Re:Author confused? (Score:2, Interesting)
One was that, LZMA, like many compression algorithms build their dictionary based on a fixed dataset. As it compresses it builds a dictionary of common sequences and improves and uses that dictionary to compress everything thereafter.
What?! LZMA keeps a dictionary of recent data, not a "fixed dataset".
Its a big, honking, several gigabyte cache of ever changing email. If I compressed a million emails, and then some user wanted to read email #502,922 — I'd have to "seek" through the preceding half-million or so to build the dictionary in order to decompress it. That's probably not feasible.'"
This is called a solid archive; what the author wants is a non-solid archive.
Seriously.
7zip. LZMA2. Whatever speed/compression setting you want (I always roll 9). Non-solid mode or a solid block size limited to whatever size you want (or whatever number of files you want, or both).

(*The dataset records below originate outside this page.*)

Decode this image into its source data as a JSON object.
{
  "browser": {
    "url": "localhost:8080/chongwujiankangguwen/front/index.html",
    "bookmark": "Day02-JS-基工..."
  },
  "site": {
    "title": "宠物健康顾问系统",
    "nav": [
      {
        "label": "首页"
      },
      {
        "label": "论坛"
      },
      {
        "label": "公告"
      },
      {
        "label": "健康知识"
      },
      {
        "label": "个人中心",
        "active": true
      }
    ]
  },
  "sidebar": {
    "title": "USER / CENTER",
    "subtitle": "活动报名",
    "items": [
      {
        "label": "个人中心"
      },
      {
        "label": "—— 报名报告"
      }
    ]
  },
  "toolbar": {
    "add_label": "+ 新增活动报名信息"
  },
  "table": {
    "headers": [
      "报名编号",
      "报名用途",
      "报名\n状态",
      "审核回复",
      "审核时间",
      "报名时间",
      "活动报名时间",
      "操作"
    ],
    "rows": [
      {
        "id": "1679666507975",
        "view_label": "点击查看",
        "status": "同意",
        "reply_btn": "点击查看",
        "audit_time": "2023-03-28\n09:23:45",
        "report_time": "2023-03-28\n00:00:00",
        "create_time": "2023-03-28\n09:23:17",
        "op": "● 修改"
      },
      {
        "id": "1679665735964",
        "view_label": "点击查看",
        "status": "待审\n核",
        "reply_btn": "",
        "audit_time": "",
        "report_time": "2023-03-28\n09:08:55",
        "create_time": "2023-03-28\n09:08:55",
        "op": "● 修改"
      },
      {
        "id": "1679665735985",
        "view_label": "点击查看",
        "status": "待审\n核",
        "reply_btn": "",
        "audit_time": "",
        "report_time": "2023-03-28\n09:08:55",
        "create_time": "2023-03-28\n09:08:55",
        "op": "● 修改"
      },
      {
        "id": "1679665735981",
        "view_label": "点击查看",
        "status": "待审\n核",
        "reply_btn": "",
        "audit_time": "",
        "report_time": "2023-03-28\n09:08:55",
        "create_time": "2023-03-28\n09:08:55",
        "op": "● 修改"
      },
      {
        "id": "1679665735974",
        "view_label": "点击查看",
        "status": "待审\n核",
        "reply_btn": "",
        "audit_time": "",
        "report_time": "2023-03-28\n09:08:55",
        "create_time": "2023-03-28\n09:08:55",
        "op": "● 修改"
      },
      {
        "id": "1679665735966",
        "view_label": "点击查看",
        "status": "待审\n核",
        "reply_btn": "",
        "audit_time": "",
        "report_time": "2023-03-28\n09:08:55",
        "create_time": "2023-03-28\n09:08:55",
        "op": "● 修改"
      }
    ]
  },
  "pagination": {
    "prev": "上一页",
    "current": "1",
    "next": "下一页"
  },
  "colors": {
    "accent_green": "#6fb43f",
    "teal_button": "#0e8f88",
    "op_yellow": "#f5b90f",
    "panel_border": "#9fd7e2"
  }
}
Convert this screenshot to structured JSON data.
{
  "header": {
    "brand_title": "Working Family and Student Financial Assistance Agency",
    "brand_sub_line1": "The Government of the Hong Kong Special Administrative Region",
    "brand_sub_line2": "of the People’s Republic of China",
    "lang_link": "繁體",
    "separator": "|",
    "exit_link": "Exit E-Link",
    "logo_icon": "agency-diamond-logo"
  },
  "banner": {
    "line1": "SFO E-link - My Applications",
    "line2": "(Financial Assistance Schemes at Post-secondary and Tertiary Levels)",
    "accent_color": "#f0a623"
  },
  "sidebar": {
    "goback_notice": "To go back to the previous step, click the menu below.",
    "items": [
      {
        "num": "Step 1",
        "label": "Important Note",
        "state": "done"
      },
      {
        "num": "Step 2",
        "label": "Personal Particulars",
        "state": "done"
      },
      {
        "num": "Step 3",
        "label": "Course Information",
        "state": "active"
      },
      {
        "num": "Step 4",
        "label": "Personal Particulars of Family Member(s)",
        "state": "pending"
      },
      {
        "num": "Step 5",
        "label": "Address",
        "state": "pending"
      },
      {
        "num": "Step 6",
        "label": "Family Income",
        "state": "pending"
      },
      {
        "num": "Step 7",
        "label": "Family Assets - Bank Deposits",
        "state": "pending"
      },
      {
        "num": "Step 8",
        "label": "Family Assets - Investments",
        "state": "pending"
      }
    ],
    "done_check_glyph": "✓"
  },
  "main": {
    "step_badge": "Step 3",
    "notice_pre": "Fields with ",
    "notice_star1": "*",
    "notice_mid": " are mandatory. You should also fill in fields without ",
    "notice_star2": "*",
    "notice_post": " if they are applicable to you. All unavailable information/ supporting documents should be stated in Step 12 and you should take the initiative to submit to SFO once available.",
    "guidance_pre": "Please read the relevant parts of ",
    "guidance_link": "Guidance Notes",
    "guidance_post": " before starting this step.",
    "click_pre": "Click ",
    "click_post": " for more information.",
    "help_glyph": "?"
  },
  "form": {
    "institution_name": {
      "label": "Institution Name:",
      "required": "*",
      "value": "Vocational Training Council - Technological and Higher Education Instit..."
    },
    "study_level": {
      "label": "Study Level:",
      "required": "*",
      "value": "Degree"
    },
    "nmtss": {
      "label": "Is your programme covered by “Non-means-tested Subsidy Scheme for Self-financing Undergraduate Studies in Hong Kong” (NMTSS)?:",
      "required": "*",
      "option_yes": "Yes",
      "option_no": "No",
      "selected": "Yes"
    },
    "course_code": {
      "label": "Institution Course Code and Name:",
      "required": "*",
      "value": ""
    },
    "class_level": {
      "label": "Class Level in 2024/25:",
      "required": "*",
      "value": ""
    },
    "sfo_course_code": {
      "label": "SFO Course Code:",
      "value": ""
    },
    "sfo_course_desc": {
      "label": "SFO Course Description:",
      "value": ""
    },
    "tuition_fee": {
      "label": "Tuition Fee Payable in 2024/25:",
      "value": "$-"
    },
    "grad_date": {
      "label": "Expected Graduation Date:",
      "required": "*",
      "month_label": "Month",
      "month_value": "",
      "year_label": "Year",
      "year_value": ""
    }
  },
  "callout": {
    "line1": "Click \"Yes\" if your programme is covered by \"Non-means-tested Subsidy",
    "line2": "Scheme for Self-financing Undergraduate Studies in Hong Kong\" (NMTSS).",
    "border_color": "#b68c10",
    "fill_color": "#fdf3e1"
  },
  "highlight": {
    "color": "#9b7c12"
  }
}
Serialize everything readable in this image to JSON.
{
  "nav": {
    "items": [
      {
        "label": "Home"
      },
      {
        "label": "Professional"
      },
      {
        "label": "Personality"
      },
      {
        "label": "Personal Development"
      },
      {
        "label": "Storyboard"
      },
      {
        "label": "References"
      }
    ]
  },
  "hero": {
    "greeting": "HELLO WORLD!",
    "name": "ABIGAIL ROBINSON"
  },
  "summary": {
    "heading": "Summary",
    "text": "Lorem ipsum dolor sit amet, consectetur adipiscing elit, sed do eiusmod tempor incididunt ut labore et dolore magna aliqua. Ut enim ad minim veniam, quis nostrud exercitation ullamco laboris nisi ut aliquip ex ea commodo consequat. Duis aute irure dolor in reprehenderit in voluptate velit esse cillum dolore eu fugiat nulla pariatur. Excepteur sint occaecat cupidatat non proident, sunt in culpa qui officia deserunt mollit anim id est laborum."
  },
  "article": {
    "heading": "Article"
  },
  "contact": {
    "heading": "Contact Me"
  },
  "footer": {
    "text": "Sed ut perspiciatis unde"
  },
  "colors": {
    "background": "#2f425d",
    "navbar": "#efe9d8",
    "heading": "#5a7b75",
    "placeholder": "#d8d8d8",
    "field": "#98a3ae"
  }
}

LZMA2 automagically does it's dictionary thing, and the non-solid nature does it per file, or if you limit solid block size it does it per group of n files or per group of files that fit in size x or both. If you have a lot of duplication across files so far apart that they won't share a dictionary under LZMA2, you can get some improvement by first creating a master dictionary (across all files, ignore non-solid mode or solid block limits) for those duplicated chunks and then writing down all the pointer locations for them, then sending the rest of the data to LZMA2 to be compressed.
Of course, this sort of shit is already supported by 7zip. Use PPMD or whatever method/filter you think is good for text, then send that shit to LZMA2.
This story is basically "I did something needlessly complex because I didn't RTFM for 7zip".
7z a -t7z emails.7z emailDirectory\ -m0=PPMd:mem=30:o=12 -m1=LZMA2 -mt=4 -mx=9 -ms=1024f256m
Add all files from "emailDirectory\" to "emails.7z" using the PPMd compressor with 1 GB of memory required (for compressing and decompressing) and a model order of 12, then pass it through LZMA2. Try to use 4 cores, use the "ultra" compression options, and make each block contain a maximum of 1024 files and have a maximum of 256 MB.
Re:You cut off at the good part. (Score:4, Interesting)
Deduplication is compression.